I think you're right that rebuilding everything that goes into a compiler
is far too much work for a GSoC student (or really this whole community). I
think that Andy is suggesting more local edits - surface level only. Lets
just walk through the code and see what simplifications we can make using
SymPy that gcc couldn't know about. We'll leave the actual compilation to
gcc/gfortran/javac/etc....

If we encounter something like a for loop we probably ignore it and just
look at what we can do to the expressions inside. We don't need to
understand all of the code, we're just trying to improve small pieces of
it.

I don't think that code compilation should be a project though, I think
that parsing should be. I think that Andy's idea becomes feasible once
SymPy can read other code. Andy's idea is only one possible result of this
though. A good parsing module could make SymPy useful in a lot of new ways.
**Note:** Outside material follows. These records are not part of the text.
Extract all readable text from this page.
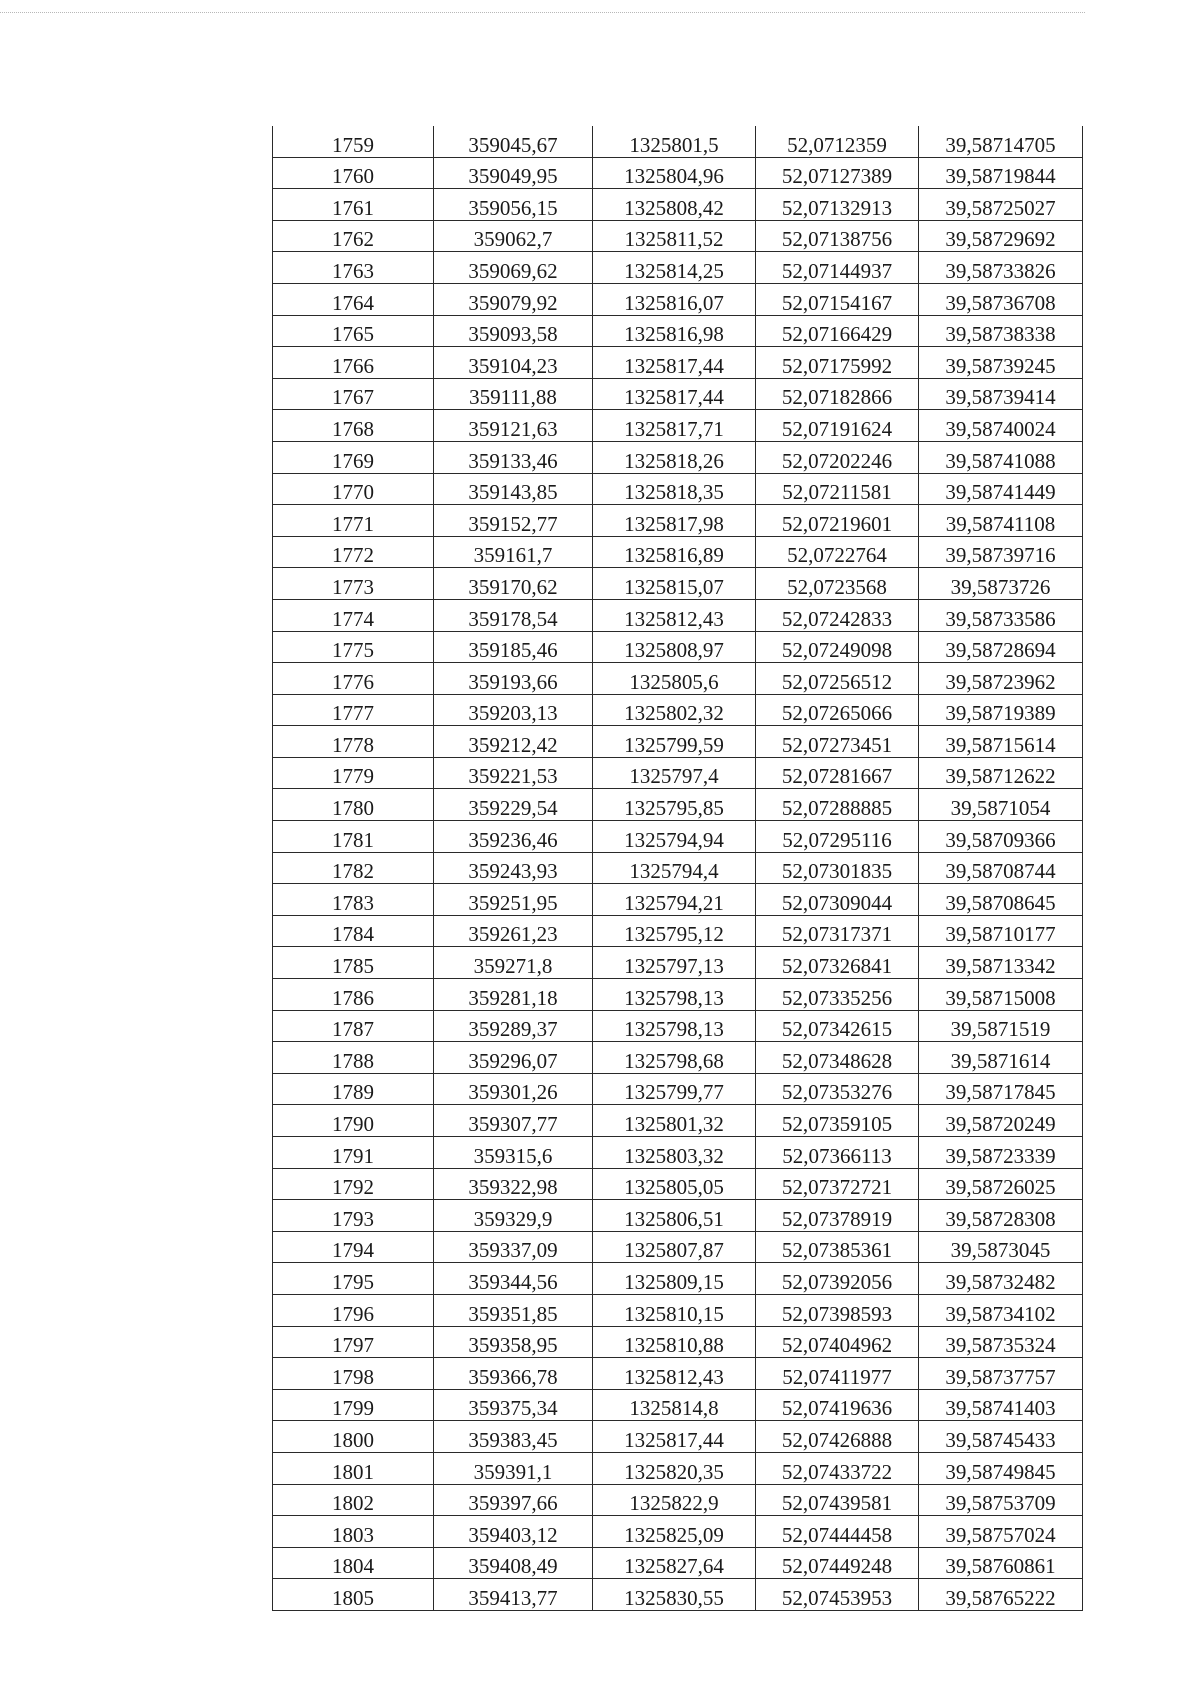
1759	359045,67	1325801,5	52,0712359	39,58714705
1760	359049,95	1325804,96	52,07127389	39,58719844
1761	359056,15	1325808,42	52,07132913	39,58725027
1762	359062,7	1325811,52	52,07138756	39,58729692
1763	359069,62	1325814,25	52,07144937	39,58733826
1764	359079,92	1325816,07	52,07154167	39,58736708
1765	359093,58	1325816,98	52,07166429	39,58738338
1766	359104,23	1325817,44	52,07175992	39,58739245
1767	359111,88	1325817,44	52,07182866	39,58739414
1768	359121,63	1325817,71	52,07191624	39,58740024
1769	359133,46	1325818,26	52,07202246	39,58741088
1770	359143,85	1325818,35	52,07211581	39,58741449
1771	359152,77	1325817,98	52,07219601	39,58741108
1772	359161,7	1325816,89	52,0722764	39,58739716
1773	359170,62	1325815,07	52,0723568	39,5873726
1774	359178,54	1325812,43	52,07242833	39,58733586
1775	359185,46	1325808,97	52,07249098	39,58728694
1776	359193,66	1325805,6	52,07256512	39,58723962
1777	359203,13	1325802,32	52,07265066	39,58719389
1778	359212,42	1325799,59	52,07273451	39,58715614
1779	359221,53	1325797,4	52,07281667	39,58712622
1780	359229,54	1325795,85	52,07288885	39,5871054
1781	359236,46	1325794,94	52,07295116	39,58709366
1782	359243,93	1325794,4	52,07301835	39,58708744
1783	359251,95	1325794,21	52,07309044	39,58708645
1784	359261,23	1325795,12	52,07317371	39,58710177
1785	359271,8	1325797,13	52,07326841	39,58713342
1786	359281,18	1325798,13	52,07335256	39,58715008
1787	359289,37	1325798,13	52,07342615	39,5871519
1788	359296,07	1325798,68	52,07348628	39,5871614
1789	359301,26	1325799,77	52,07353276	39,58717845
1790	359307,77	1325801,32	52,07359105	39,58720249
1791	359315,6	1325803,32	52,07366113	39,58723339
1792	359322,98	1325805,05	52,07372721	39,58726025
1793	359329,9	1325806,51	52,07378919	39,58728308
1794	359337,09	1325807,87	52,07385361	39,5873045
1795	359344,56	1325809,15	52,07392056	39,58732482
1796	359351,85	1325810,15	52,07398593	39,58734102
1797	359358,95	1325810,88	52,07404962	39,58735324
1798	359366,78	1325812,43	52,07411977	39,58737757
1799	359375,34	1325814,8	52,07419636	39,58741403
1800	359383,45	1325817,44	52,07426888	39,58745433
1801	359391,1	1325820,35	52,07433722	39,58749845
1802	359397,66	1325822,9	52,07439581	39,58753709
1803	359403,12	1325825,09	52,07444458	39,58757024
1804	359408,49	1325827,64	52,07449248	39,58760861
1805	359413,77	1325830,55	52,07453953	39,58765222
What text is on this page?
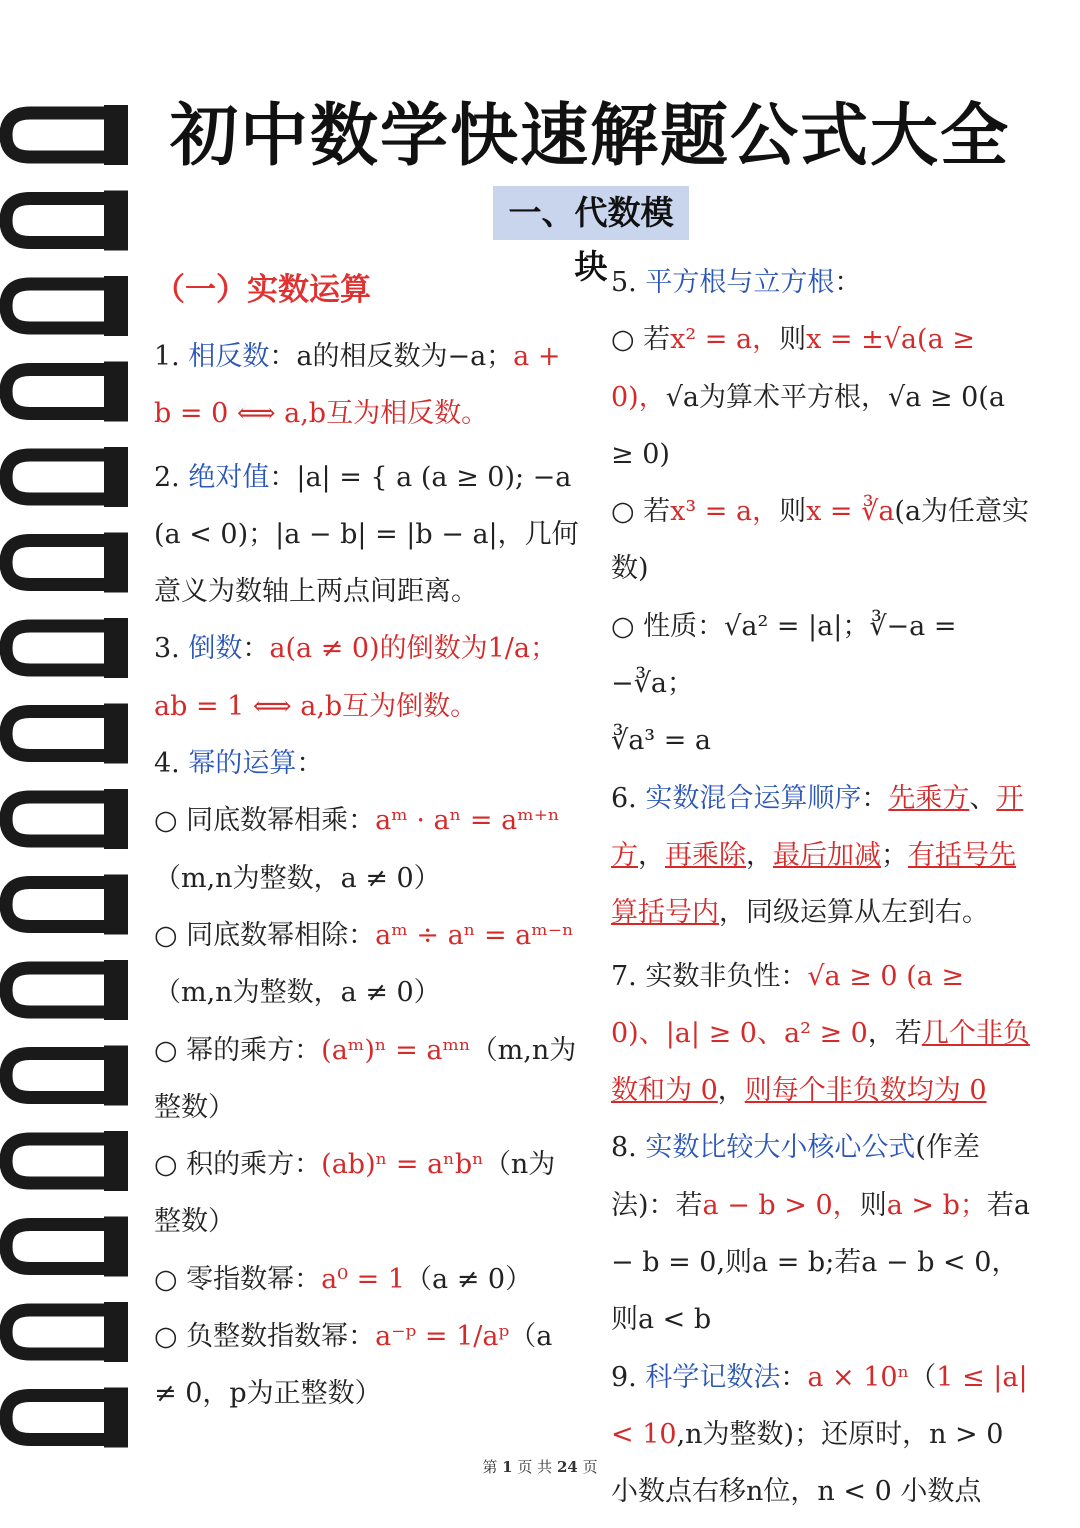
初中数学快速解题公式大全
一、代数模块

（一）实数运算

1. 相反数：a的相反数为−a；a + b = 0 ⟺ a,b互为相反数。

2. 绝对值：|a| = { a (a ≥ 0); −a (a < 0)；|a − b| = |b − a|，几何意义为数轴上两点间距离。

3. 倒数：a(a ≠ 0)的倒数为1/a；ab = 1 ⟺ a,b互为倒数。

4. 幂的运算：

○ 同底数幂相乘：aᵐ · aⁿ = aᵐ⁺ⁿ（m,n为整数，a ≠ 0）

○ 同底数幂相除：aᵐ ÷ aⁿ = aᵐ⁻ⁿ（m,n为整数，a ≠ 0）

○ 幂的乘方：(aᵐ)ⁿ = aᵐⁿ（m,n为整数）

○ 积的乘方：(ab)ⁿ = aⁿbⁿ（n为整数）

○ 零指数幂：a⁰ = 1（a ≠ 0）

○ 负整数指数幂：a⁻ᵖ = 1/aᵖ（a ≠ 0，p为正整数）

5. 平方根与立方根：

○ 若x² = a，则x = ±√a(a ≥ 0)，√a为算术平方根，√a ≥ 0(a ≥ 0)

○ 若x³ = a，则x = ∛a(a为任意实数)

○ 性质：√a² = |a|；∛−a = −∛a；

∛a³ = a

6. 实数混合运算顺序：先乘方、开方，再乘除，最后加减；有括号先算括号内，同级运算从左到右。

7. 实数非负性：√a ≥ 0 (a ≥ 0)、|a| ≥ 0、a² ≥ 0，若几个非负数和为 0，则每个非负数均为 0

8. 实数比较大小核心公式(作差法)：若a − b > 0，则a > b；若a − b = 0,则a = b;若a − b < 0，则a < b

9. 科学记数法：a × 10ⁿ（1 ≤ |a| < 10,n为整数)；还原时，n > 0 小数点右移n位，n < 0 小数点

第 1 页 共 24 页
Later today I'll put code parsing on the ideas page (if someone doesn't
beat me to it).

On Wed, Mar 21, 2012 at 2:26 AM, Joachim Durchholz <j...@durchholz.org> wrote:

> Am 20.03.2012 18:35, schrieb Andy Ray Terrel:
>
>  Well I was thinking more of taking a piece of c code, but it could be
>> take a python function, grab the code object and manipulate that.
>>
>> What I really want is to play around with symbolic code optimizations
>> and since we have quite a few tools to go from symbolics to code, it
>> seems easy to do simple things in the other directions.
>>
>
> Real (non-toy) code contains extra stuff for handling error conditions,
> optimizing memory usage, etc.
> Extracting the real logic from all that sounds like it would be really,
> really hard.
>
> The other question is: what do you want to optimize for?
> Space? Time? Code size?
> What's your execution model - number of subroutine calls? Number of
> operator calls? How do you estimate the number of rounds spent in a loop
> (or the depth of a recursive call)? How do you estimate the size of data
> structures created? How do you determine how long some data structure will
> live?
>
> Not all of the questions are relevant for all optimization goals.
> This is going to be a good GSoC project if a goal is found that does not
> require answers to the ultra-hard questions. So the project should not be
> "optimize C functions" (that's a task for multiple lifetimes), but
> something more specific. With an implementation strategy, and an eye
> towards why this isn't going to require solving the halting problem or
> similarly hard things.
>
>
> > I realize
>
>> this isn't super well formed but after seeing a number of these
>> symbolic executor papers, I think it is probably a good way to go.
>>
>
> I haven't seen these papers. If they pick specific things that don't
> require doing hard stuff, this could be fun.
> Extra points if it is going to make SymPy more useful.